There may be discrepancies between the motivations and values of individual practitioners and funding agencies. Health professionals working in this field are advised to seek detailed assistance as required. The following additional brief comments are intended merely to illustrate the scope of the issues that arise.

The pharmaceutical industry and international health practice

Concerns have been raised about exploitation of people from poorer countries by pharmaceutical companies. This may include non-observance of industry or practitioner guidelines, non-availability of key medications and, for workers, low wages and unsafe conditions. In places where pharmaceutical distribution is poorly regulated, the use of medications in the community may be inappropriate and excessive.

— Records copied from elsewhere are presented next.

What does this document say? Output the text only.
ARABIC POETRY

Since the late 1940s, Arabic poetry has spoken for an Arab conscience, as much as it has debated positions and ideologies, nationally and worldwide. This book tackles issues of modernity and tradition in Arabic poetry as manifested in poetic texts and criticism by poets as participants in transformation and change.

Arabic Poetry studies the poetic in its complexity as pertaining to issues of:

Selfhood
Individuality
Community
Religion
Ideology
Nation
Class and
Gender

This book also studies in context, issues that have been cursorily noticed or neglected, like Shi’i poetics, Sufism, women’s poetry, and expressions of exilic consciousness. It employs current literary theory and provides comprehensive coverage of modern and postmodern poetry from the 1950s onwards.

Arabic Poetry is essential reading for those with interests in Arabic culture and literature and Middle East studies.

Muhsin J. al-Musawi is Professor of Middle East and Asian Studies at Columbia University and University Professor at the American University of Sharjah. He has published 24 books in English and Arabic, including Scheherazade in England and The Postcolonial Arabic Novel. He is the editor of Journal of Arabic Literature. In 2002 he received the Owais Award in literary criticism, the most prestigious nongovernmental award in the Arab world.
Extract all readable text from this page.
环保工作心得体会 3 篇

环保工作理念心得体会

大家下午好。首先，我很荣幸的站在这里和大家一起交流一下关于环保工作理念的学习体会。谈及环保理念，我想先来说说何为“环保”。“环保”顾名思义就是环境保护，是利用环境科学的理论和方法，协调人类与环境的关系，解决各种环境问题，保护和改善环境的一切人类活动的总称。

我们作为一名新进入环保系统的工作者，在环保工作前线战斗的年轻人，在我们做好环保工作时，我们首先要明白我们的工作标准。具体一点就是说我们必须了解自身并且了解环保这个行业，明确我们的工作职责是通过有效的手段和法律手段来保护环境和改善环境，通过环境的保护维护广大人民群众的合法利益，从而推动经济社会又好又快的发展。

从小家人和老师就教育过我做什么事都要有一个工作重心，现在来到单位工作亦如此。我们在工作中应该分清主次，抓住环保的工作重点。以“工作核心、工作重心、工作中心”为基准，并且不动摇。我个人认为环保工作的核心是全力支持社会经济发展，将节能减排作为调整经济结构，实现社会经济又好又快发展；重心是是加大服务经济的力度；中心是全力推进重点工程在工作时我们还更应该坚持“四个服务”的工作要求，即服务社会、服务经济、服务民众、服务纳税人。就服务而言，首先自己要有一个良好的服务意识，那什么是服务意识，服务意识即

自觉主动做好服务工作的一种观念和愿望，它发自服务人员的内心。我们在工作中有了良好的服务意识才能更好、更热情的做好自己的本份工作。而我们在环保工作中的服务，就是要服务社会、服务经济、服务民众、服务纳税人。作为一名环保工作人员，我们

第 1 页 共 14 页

Research in the international setting

In research projects conducted by industry, issues may arise about community benefit, recruitment of participants, consent processes, coercion, use of placebos and availability of test medications after the conclusion of studies.

Ethics approval for such projects should be obtained both from the institutions from which the researchers come and from the relevant jurisdictions within which the participants are to be recruited. If there is a chance that the standards of the various institutions involved in the research may conflict, in general, it is the more stringent of the various competing rules that should prevail.

Foreign aid

Practitioners may contribute to global health activities as advisers or mentors either based in their home country or when deployed in developing countries. Such work is important for addressing issues of health and poverty. However, it is also subject to the interests of funding agencies, including governments and private philanthropic foundations.

The agendas of foreign agencies themselves may be problematic because they are often driven by political, religious and social interests and because standards of oversight and probity may differ. Foreign aid can often result in unexpected and unwanted consequences owing to cultural, economic and political circumstances; accordingly, the sensitivities of local communities and practitioners need to be considered.

On occasions, overseas deployments can be associated with danger, either physical or psychological, to the practitioners themselves. Those involved in the planning and implementation of overseas aid programs should remain aware of this and take whatever action is needed to provide protection to aid workers.

Summary and conclusions

Practitioners working in overseas settings should carefully scrutinise their relationships with the various components of industry with which they engage and clarify the purposes and practices associated with their activities. The practitioners themselves should assume responsibility for the details of these relationships, including both the short and long-term associated consequences.

Key points
  • Practitioners working in overseas settings should scrutinise carefully their relationships with the various components of industry with which they engage and clarify the purposes and practices associated with their activities.

  • The practitioners themselves should assume responsibility for the details of these relationships, including short and long-term associated consequences.

  • The primary interest by which actions or decisions are assessed should be the wellbeing of the individual members of the communities the professional intends to serve, although this does not exclude the importance of public health considerations about the welfare of the wider society.

  • Ethics approval for research projects should be obtained both from the institutions from which the researchers come and from the relevant jurisdictions within which the participants are to be recruited.

  • Those involved in the planning and implementation of overseas aid programs should take whatever action is needed to provide protection from physical or psychological danger to aid workers.